En cuanto al carácter social de esta reacción, deriva de la naturaleza social


de los sentimientos ofendidos. Por el hecho de encontrarse éstos en todas las
conciencias, la infracción cometida suscita en todos los que son testigos o
que conocen la existencia una misma indignación. Alcanza a todo el mundo,
por consiguiente, todo el mundo se resiste contra el ataque. No sólo la
reacción es general sino que es colectiva, lo que no es la misma cosa; no se
produce aisladamente en cada uno, sino con un conjunto y una unidad que
varían, por lo demás, según los casos. En efecto, de igual manera que los
sentimientos contrarios se repelen, los sentimientos semejantes se atraen, y
esto con tanta mayor fuerza cuanto más intensos son. Como la contradicción
es un peligro que los exaspera, amplifica su fuerza de atracción.
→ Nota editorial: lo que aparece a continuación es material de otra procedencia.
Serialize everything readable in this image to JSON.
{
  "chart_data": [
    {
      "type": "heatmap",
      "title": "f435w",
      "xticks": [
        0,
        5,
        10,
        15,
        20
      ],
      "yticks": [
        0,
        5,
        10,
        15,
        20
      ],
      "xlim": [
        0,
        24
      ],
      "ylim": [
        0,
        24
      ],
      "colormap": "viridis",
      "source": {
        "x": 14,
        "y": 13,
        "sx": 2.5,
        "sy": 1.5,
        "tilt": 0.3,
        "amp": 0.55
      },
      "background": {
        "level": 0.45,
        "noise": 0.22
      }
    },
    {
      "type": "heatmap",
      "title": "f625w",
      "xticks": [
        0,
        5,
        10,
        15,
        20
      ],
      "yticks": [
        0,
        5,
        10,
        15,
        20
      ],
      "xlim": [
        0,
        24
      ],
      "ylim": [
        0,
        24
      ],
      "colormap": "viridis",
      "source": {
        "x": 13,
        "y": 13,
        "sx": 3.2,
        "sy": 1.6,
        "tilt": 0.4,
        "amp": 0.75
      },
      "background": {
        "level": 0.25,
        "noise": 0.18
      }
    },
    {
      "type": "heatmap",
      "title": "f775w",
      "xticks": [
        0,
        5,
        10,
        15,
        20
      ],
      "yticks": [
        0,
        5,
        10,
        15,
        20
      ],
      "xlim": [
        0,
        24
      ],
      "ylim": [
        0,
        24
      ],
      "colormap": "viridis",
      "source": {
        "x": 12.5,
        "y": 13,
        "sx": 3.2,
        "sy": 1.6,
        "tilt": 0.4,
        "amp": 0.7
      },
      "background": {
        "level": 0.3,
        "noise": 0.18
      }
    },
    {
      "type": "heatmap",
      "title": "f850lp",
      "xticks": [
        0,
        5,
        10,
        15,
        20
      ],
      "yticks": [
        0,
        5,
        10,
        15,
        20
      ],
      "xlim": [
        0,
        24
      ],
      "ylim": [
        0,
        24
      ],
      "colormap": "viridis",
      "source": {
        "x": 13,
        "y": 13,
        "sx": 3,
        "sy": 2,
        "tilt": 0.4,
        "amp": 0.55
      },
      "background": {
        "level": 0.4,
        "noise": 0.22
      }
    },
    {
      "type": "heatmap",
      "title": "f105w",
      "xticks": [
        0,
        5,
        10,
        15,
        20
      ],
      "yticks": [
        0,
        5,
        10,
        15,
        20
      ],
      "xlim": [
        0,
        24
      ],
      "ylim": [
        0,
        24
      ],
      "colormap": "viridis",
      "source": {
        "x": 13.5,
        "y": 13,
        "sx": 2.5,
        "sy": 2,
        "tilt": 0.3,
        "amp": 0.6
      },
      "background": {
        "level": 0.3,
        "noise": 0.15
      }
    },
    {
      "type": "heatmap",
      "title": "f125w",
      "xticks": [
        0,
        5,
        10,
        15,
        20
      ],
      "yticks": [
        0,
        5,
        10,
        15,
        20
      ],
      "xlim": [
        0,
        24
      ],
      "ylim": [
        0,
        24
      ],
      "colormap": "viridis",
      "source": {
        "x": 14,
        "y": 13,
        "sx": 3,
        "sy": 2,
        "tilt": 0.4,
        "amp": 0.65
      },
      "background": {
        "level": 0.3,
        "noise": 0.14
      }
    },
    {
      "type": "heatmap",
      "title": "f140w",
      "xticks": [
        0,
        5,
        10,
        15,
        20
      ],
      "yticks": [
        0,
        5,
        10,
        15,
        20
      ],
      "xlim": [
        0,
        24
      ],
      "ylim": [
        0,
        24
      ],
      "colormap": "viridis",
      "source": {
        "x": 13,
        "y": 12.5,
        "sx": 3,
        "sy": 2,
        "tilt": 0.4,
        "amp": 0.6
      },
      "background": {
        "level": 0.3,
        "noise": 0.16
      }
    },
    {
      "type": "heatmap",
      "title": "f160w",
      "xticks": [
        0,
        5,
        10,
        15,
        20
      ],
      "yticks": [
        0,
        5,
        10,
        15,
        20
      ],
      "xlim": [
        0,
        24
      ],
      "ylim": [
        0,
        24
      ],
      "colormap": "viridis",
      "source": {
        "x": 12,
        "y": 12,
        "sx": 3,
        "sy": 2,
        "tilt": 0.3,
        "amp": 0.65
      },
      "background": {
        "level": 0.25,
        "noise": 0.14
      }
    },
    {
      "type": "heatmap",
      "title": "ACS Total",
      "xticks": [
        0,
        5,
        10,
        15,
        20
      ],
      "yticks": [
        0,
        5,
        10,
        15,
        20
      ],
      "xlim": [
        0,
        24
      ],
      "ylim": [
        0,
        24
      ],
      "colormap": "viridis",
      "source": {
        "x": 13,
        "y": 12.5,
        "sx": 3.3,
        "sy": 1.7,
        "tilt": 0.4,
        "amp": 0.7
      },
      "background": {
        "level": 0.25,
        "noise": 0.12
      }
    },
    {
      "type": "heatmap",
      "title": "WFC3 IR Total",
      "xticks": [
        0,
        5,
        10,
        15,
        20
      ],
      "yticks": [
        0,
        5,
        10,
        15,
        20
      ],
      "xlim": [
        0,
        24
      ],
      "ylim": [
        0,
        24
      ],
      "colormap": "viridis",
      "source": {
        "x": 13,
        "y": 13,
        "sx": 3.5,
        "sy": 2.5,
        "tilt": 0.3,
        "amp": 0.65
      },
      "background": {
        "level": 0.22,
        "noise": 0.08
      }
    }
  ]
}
Jamás se
experimenta tanta necesidad de volver a ver a sus compatriotas como cuando
se está en país extranjero; jamás el creyente se siente tan fuertemente
llevado hacia sus correligionarios como en las épocas de persecución. Sin
duda que en cualquier momento nos agrada la compañía de los que piensan
y sienten como nosotros; pero no sólo con placer sino con pasión los
buscamos al salir de discusiones en las que nuestras creencias comunes han
sido vivamente combatidas. El crimen, pues, aproxima a las conciencias
honradas y las concentra. No hay más que ver lo que se produce, sobre todo
en una pequeña ciudad, cuando se comete algún escándalo moral. Las
gentes se detienen en las calles, se visitan, se encuentran en lugares
convenidos para hablar del acontecimiento, y se indignan en común. De todas
esas impresiones similares que se cambian, de todas las cóleras que se
manifiestan, se desprende una cólera única, más o menos determinada según
los casos, que es la de todo el mundo sin ser la de una persona en particular.
Es la cólera pública.

Sólo ella, por lo demás, puede servir para algo. En efecto, los sentimientos
que están en juego sacan toda su fuerza del hecho de ser comunes a todo el
mundo; son enérgicos porque son indiscutidos. El respeto particular de que
son objeto se debe al hecho de ser universalmente respetados. Ahora bien, el
crimen no es posible como ese respeto no sea verdaderamente universal; por
consecuencia, supone que no son absolutamente colectivos y corta esa
unanimidad origen de su autoridad. Si, pues, cuando se produce, las
conciencias que hiere no se unieran para testimoniarse las unas a las otras
que permanecen en comunidad, que ese caso particular es una anomalía, a
la larga podrían sufrir un quebranto. Es preciso que se reconforten,
asegurándose mutuamente que están siempre unidas; el único medio para
esto es que reaccionen en común. En una palabra, puesto que es la
conciencia común la que ha sufrido el atentado, es preciso que sea ella la que
resista, y, por consiguiente, que la resistencia sea colectiva.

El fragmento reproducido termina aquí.